Wednesday, 15 January 2020: 12:00 AM
206B (Boston Convention and Exhibition Center)
The past decade has seen a growing interest of using satellite observations to constrain emissions of aerosols and their precursors. However, the spatial resolutions of these satellite observations, such as OMI SO2 and NO2 products, are often coarser than the resolution of typical air quality models. Furthermore, the computational cost also increases as the spatial resolution of inverse model gets finer. Therefore, a practical solution is to conduct the inverse modeling of emissions at global scale with coarser resolution, and then either downscale these top-down emissions for air quality modeling at finer spatial scale or downscale the global model simulations that use the coarse resolution top-down emissions.
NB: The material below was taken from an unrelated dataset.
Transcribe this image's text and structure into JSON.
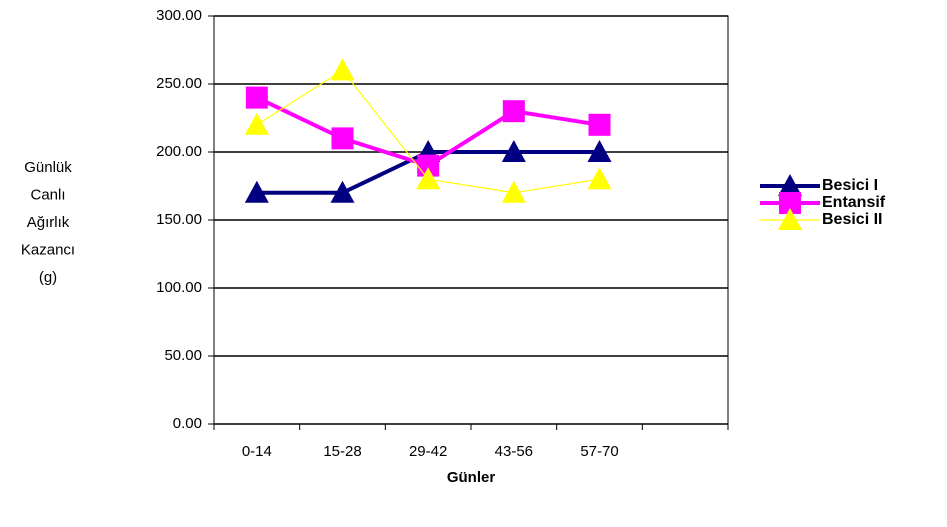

This study will showcase these two approaches by using multiple satellite data from OMI, OPMS, VIIRS, and TROPOMI. We will show the design of our methods to use VIIRS day-and-night band to downscale both NO2 emissions and GEOS-chem simulated NO2 concentration and evaluate both approaches. We will also compare these approaches with the downscale approach that uses the bottom-up emission inventories at fine spatial resolution. Finally, an outlook is provided regarding the use of future geostationary satellite observations (such as TEMPO) to improve both emissions and air quality model simulations.